Hypocrisy ruled the day, and it ruled the years. And so much had been aimed at him that he believed it was all people knew anymore. So much had happened, had passed without address, without discussion, without resolutions. It was beyond disheartening.
She had believed the caricatures of him proffered by those with personal agendas, agendas to smear him to her. And they did so because she instigated them to, while she pretended to be his friend. The hypocrisy was stark, as she claimed that she felt sorry for him and did not want him to be a loner, as she did everything that would guarantee he was ostracized. It was also hypocritical because, while she claimed to worry about him having friends, she did not actually have any, only a tribal affiliation that used her to pawn off their venom.
She had believed characterizations of him from people who were borderline insane, if not truly insane by circumstance. The one who had, for no apparent reason whatsoever, labeled him a political enemy, when he’d had no political side, and accused him of having said he wanted people like her dead, which he had never uttered nor implied, was now part of a movement that, assuredly, would not hesitate to murder or imprison anyone who disagreed with them, if they got their dirty, insane hands on that power. The hypocrisy was stark.
There was so much hypocrisy that it was difficult to put much of it into words. Once, when things had gone to pot, her doing in her duplicity, though she blamed him, she’d tried to pin a derogatory message sent to her on him, something about a pimp. What she had failed to realize, and didn’t care about, was that he had not sent it, and she, in her need for attention, had gone around collecting pity for it and, hence, had opened herself up to the hidden spite of someone she must have known. Whomever it was clearly jockeying to frame him for it. A letter of some sort was sent as well, with, he guessed, similar intentions, although he’d never seen it. The hypocrisy, however, lied in the fact that she was so put off by the idea of a pimp. Though she would never admit it, she searched for that exact power dynamic for a relationship, a sugar daddy, what she would call a “husband.” The ring and paper did nothing to change the dynamic, and it was precisely the same thing.

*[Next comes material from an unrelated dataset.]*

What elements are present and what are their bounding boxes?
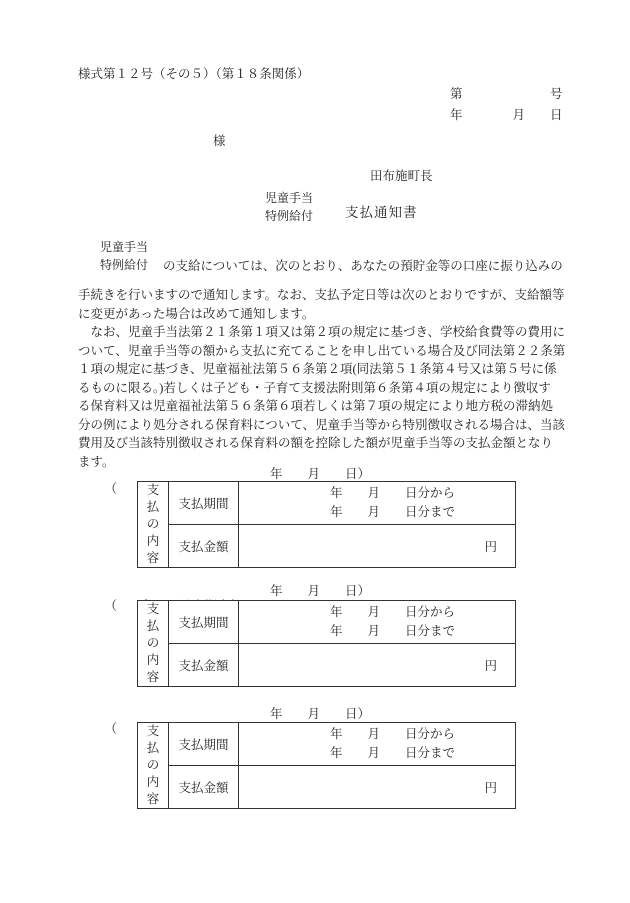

Then there was his hypocrisy. For, though he had loved her and never wanted to hurt her, he was so desperate to get into her head that he did some stupid things, one of which opened him up to accusation about the “pimp” message he had not sent. And, after finding out about it, he sought to correct his errors.

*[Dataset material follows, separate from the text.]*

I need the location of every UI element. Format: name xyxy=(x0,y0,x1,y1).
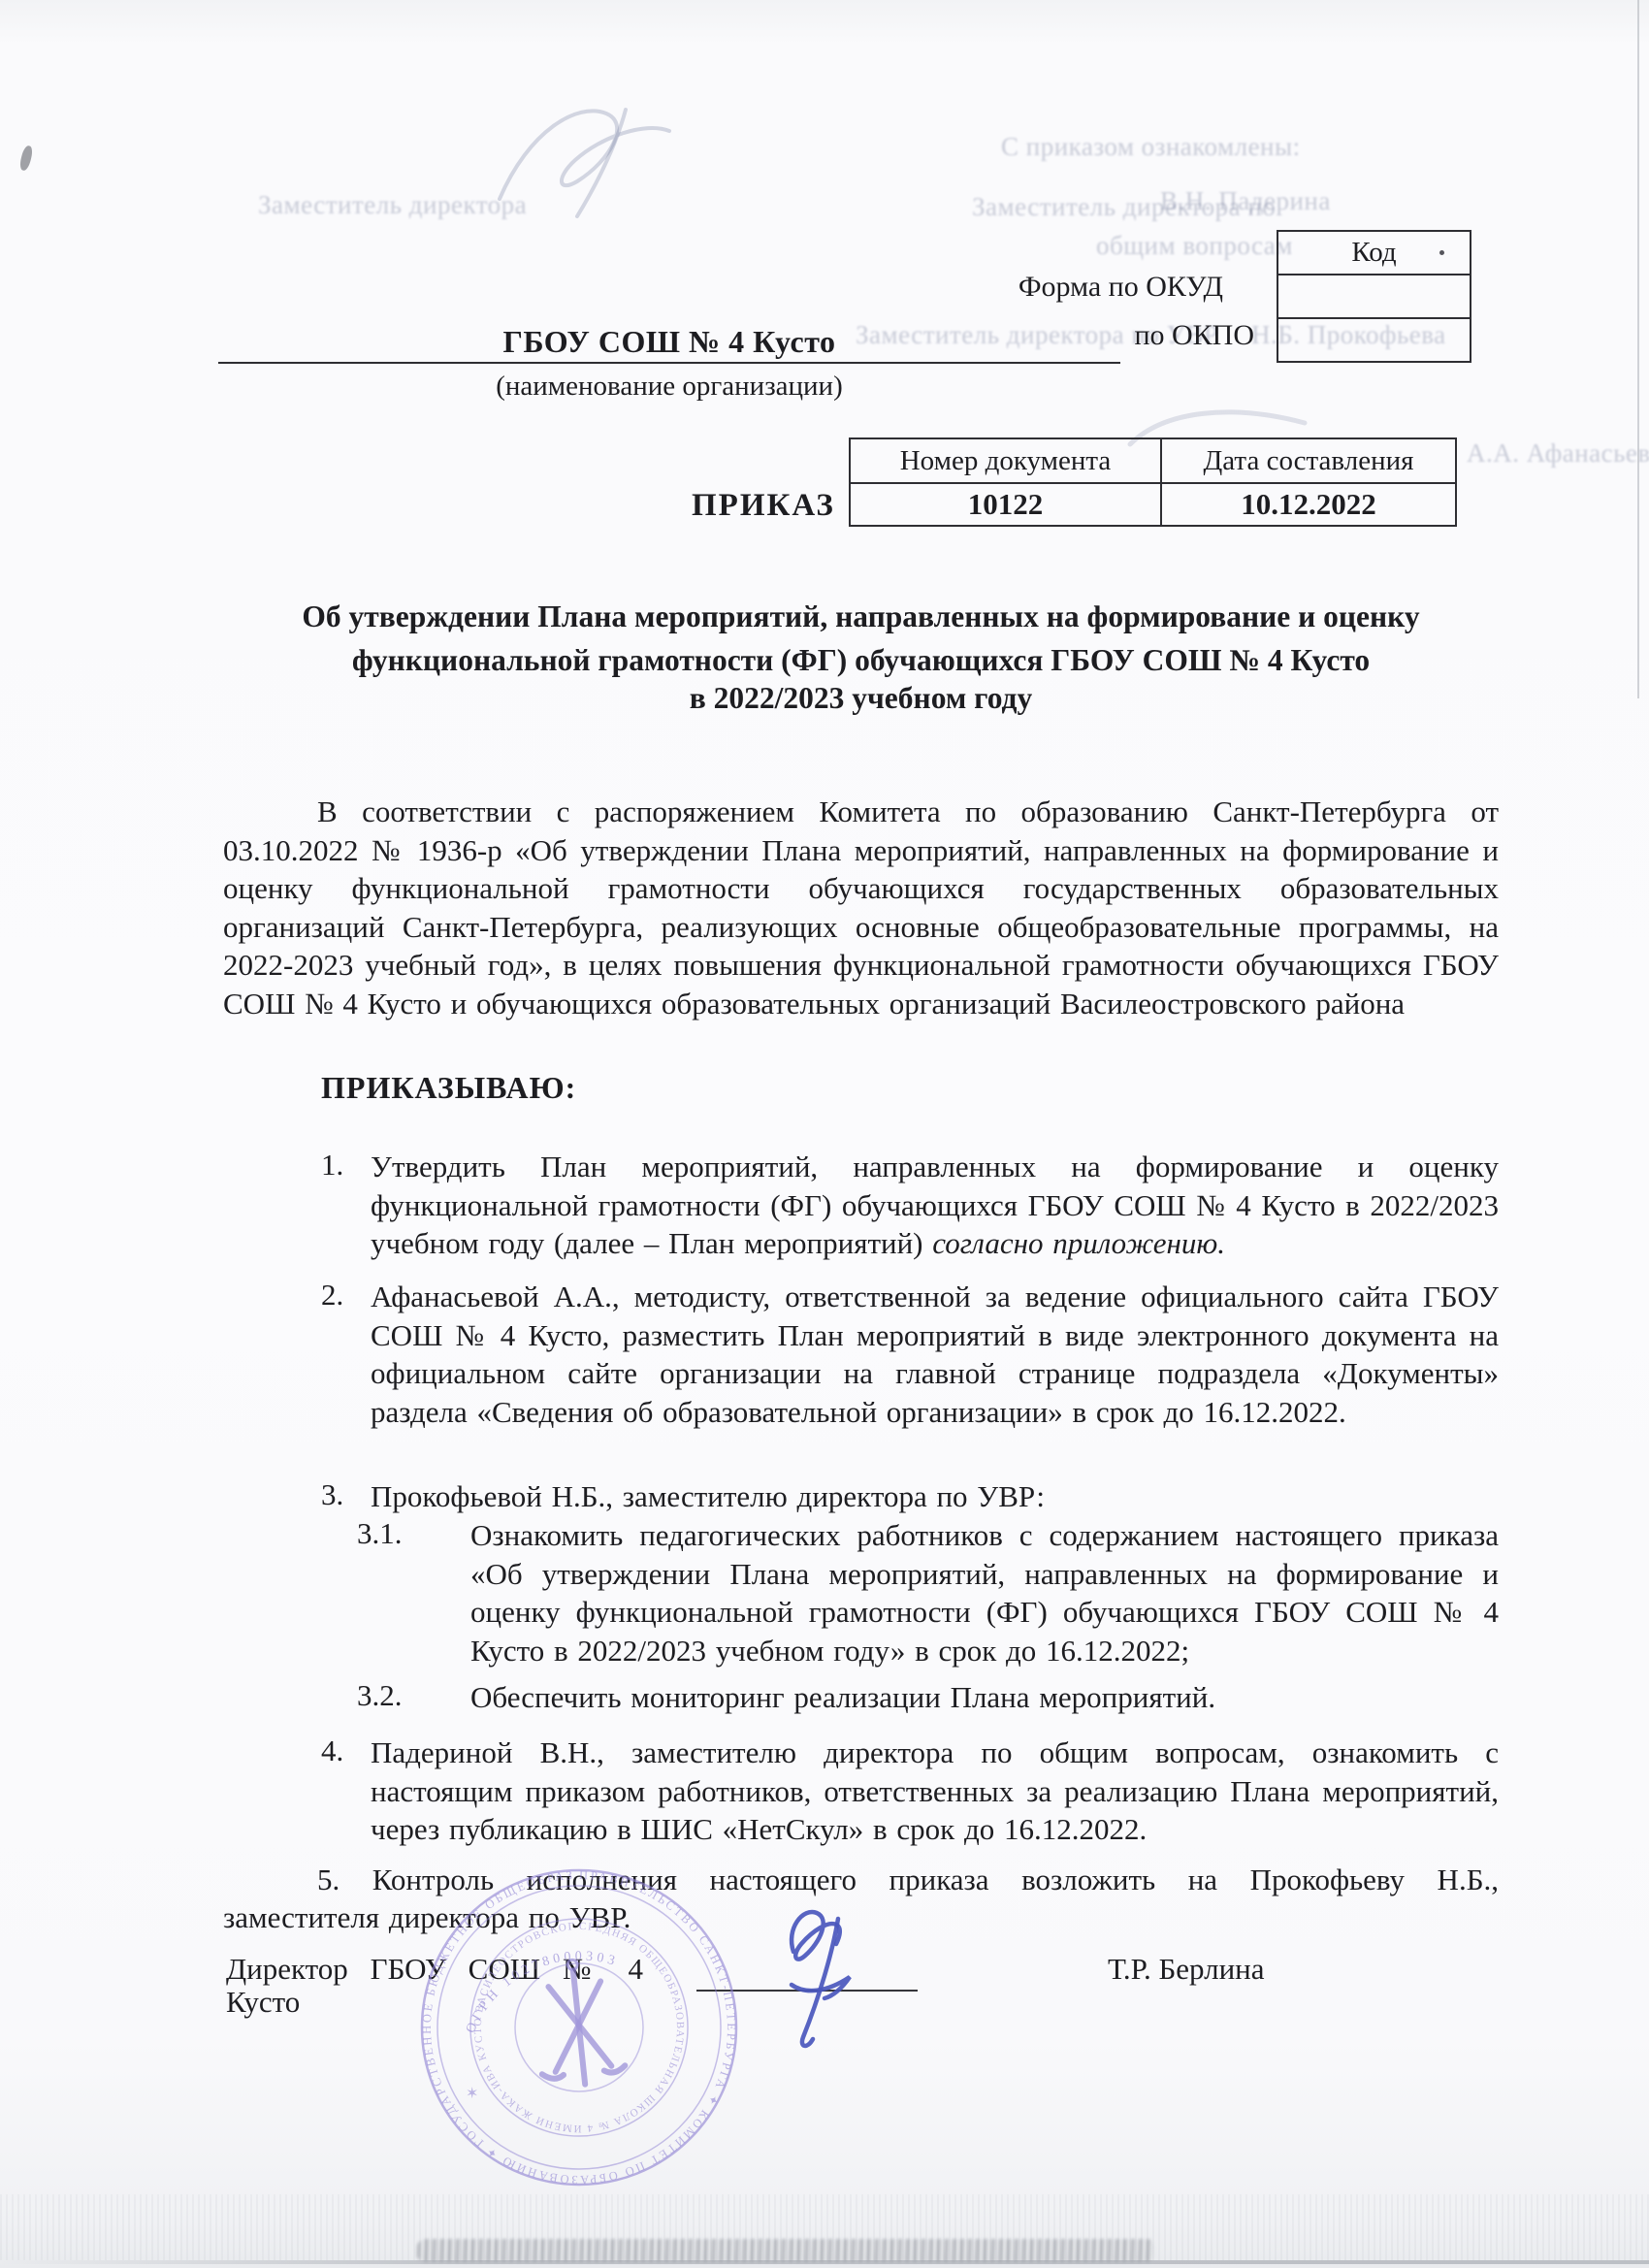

But her hypocrisy outweighed his, as he let her go. She had intimated that she wanted him to, but, when he did, she would not leave him alone. And yet, even more hypocritically, she pretended that she did want him to leave her alone at the same time, and continued to claim it, even after she went to him, even after she decided to lie, after she sent him a gift a year and half later, and after she tried to have someone contact him. She had flirted with him, and she knew it. But her hypocrisy was rife, and it made her an even bigger hypocrite with her claims of self-righteousness in her belief in god and goodness, which she did not follow. She’d acted as if she’d wanted him, then acted as if she didn’t, then back again, and back again.
And her bigger hypocrisy, though similar to what she’d done to him, was to claim that her ex was a psycho, then turn around and allow herself to be courted by those just like him. That was a hypocrisy based in self-loathing and, hypocritically again, greedy ego.
But the grandest hypocrisy was owing him a debt and having no intention of meeting it, while calling herself a good person. That could never be lived down.
Hypocrisy was all he could see now, from everyone, from every corner.